Meski begitu, ia juga mengajak publik untuk menilai kepemimpinan Soeharto secara objektif dan proporsional.
“Setiap pemimpin punya kelebihan dan kekurangan. Tidak ada yang sempurna. Tapi kita harus adil melihat kontribusi besar yang telah beliau berikan. Ini bukan glorifikasi, melainkan penempatan sejarah pada tempatnya,” tegasnya.
Syamsurachman menilai, keputusan pemerintah menganugerahkan gelar Pahlawan Nasional kepada Soeharto merupakan momen rekonsiliasi sejarah—sebuah upaya bangsa untuk berdamai dengan masa lalunya.
“Ini saatnya kita menyembuhkan luka sejarah dengan melihat perjalanan bangsa secara utuh. Penganugerahan ini menjadi pengingat bahwa bangsa besar adalah bangsa yang menghormati para pendirinya, bukan bangsa yang menafikan sejarahnya,” ujarnya.
Menurutnya, penganugerahan ini juga menjadi ruang bagi masyarakat untuk memahami bahwa kepemimpinan Soeharto tidak bisa dilepaskan dari semangat pembangunan dan kerja nyata.

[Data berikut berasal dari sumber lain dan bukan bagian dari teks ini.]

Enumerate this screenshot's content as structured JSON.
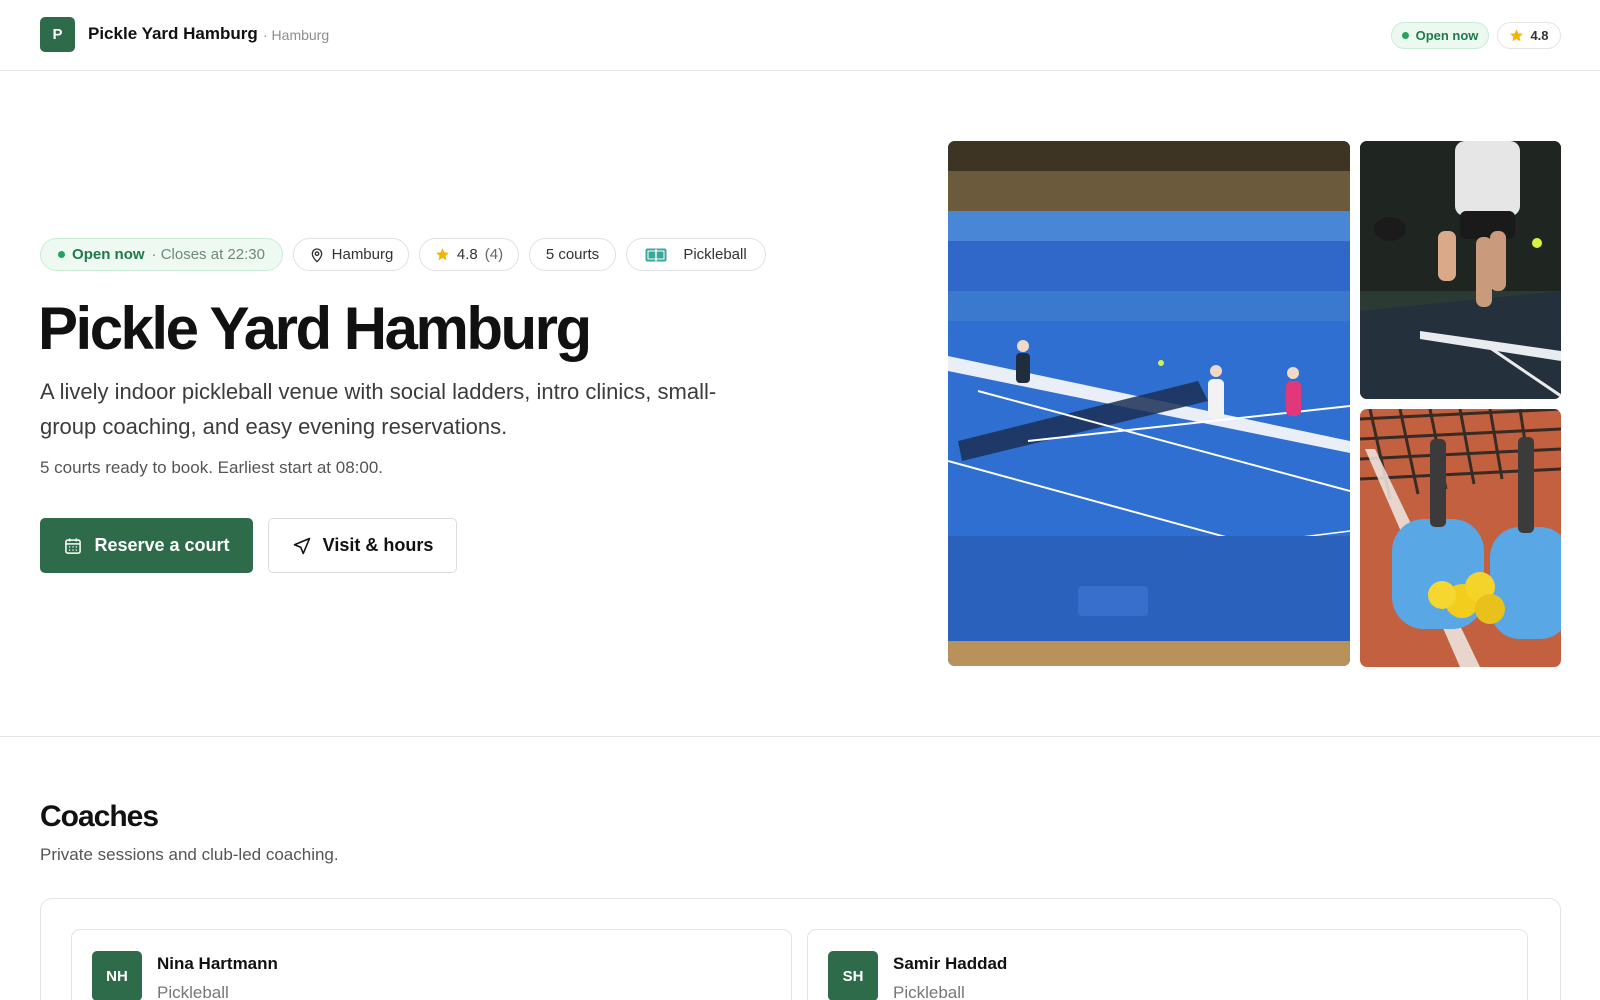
{
  "header": {
    "logo_letter": "P",
    "venue_name": "Pickle Yard Hamburg",
    "city": "· Hamburg",
    "status": "Open now",
    "rating": "4.8"
  },
  "hero": {
    "status_label": "Open now",
    "closes": "· Closes at 22:30",
    "city": "Hamburg",
    "rating": "4.8",
    "review_count": "(4)",
    "courts": "5 courts",
    "sport": "Pickleball",
    "title": "Pickle Yard Hamburg",
    "description": "A lively indoor pickleball venue with social ladders, intro clinics, small-group coaching, and easy evening reservations.",
    "meta": "5 courts ready to book. Earliest start at 08:00.",
    "primary_cta": "Reserve a court",
    "secondary_cta": "Visit & hours"
  },
  "coaches": {
    "title": "Coaches",
    "subtitle": "Private sessions and club-led coaching.",
    "items": [
      {
        "initials": "NH",
        "name": "Nina Hartmann",
        "sport": "Pickleball"
      },
      {
        "initials": "SH",
        "name": "Samir Haddad",
        "sport": "Pickleball"
      }
    ]
  },
  "icons": {
    "status": "green-dot-icon",
    "rating": "star-icon",
    "city": "map-pin-icon",
    "sport": "court-icon",
    "primary_cta": "calendar-icon",
    "secondary_cta": "navigation-arrow-icon"
  },
  "colors": {
    "brand": "#2e6b4a",
    "open_status": "#1f7a49",
    "star": "#f4b400"
  }
}
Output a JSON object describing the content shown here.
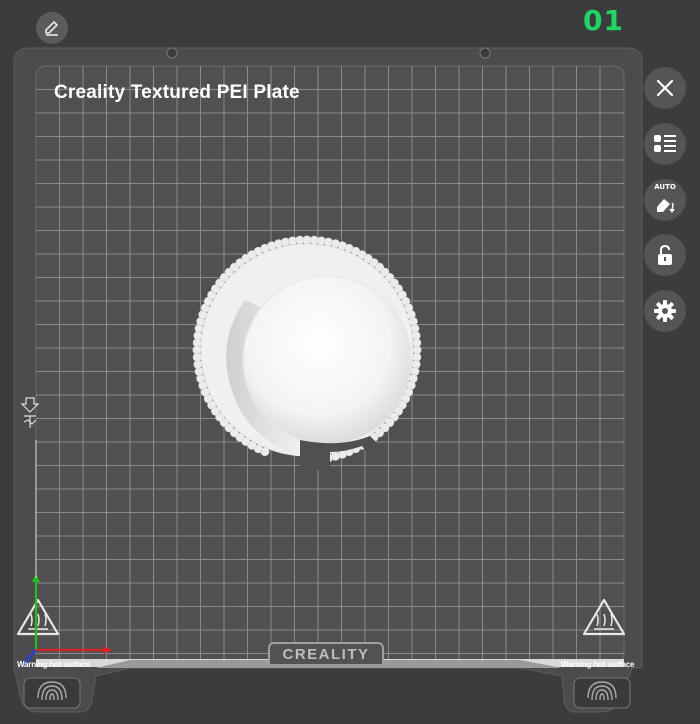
{
  "header": {
    "plate_number": "01"
  },
  "bed": {
    "plate_title": "Creality Textured PEI Plate",
    "brand": "CREALITY",
    "warning_left": "Warning hot surface",
    "warning_right": "Warning hot surface"
  },
  "toolbar": {
    "items": [
      {
        "name": "close",
        "icon": "close-icon"
      },
      {
        "name": "object-list",
        "icon": "list-icon"
      },
      {
        "name": "auto-arrange",
        "icon": "auto-arrange-icon",
        "label": "AUTO"
      },
      {
        "name": "lock",
        "icon": "unlock-icon"
      },
      {
        "name": "settings",
        "icon": "gear-icon"
      }
    ]
  },
  "colors": {
    "background": "#3c3c3e",
    "plate": "#4f4f51",
    "grid": "#8a8a8c",
    "accent_green": "#1ed760",
    "axis_red": "#e02020",
    "axis_green": "#20c020",
    "axis_blue": "#2040ff"
  }
}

“Pak Harto adalah simbol kerja keras, disiplin, dan dedikasi terhadap bangsa. Dari pembangunan pertanian hingga industri, beliau meletakkan dasar ekonomi yang kita nikmati sampai hari ini,” kata Syamsurachman.
Syamsurachman mengajak seluruh kader Golkar dan masyarakat Bengkulu untuk mengambil hikmah dari keteladanan Soeharto. Ia menekankan bahwa pengabdian terhadap bangsa tidak berhenti pada satu generasi.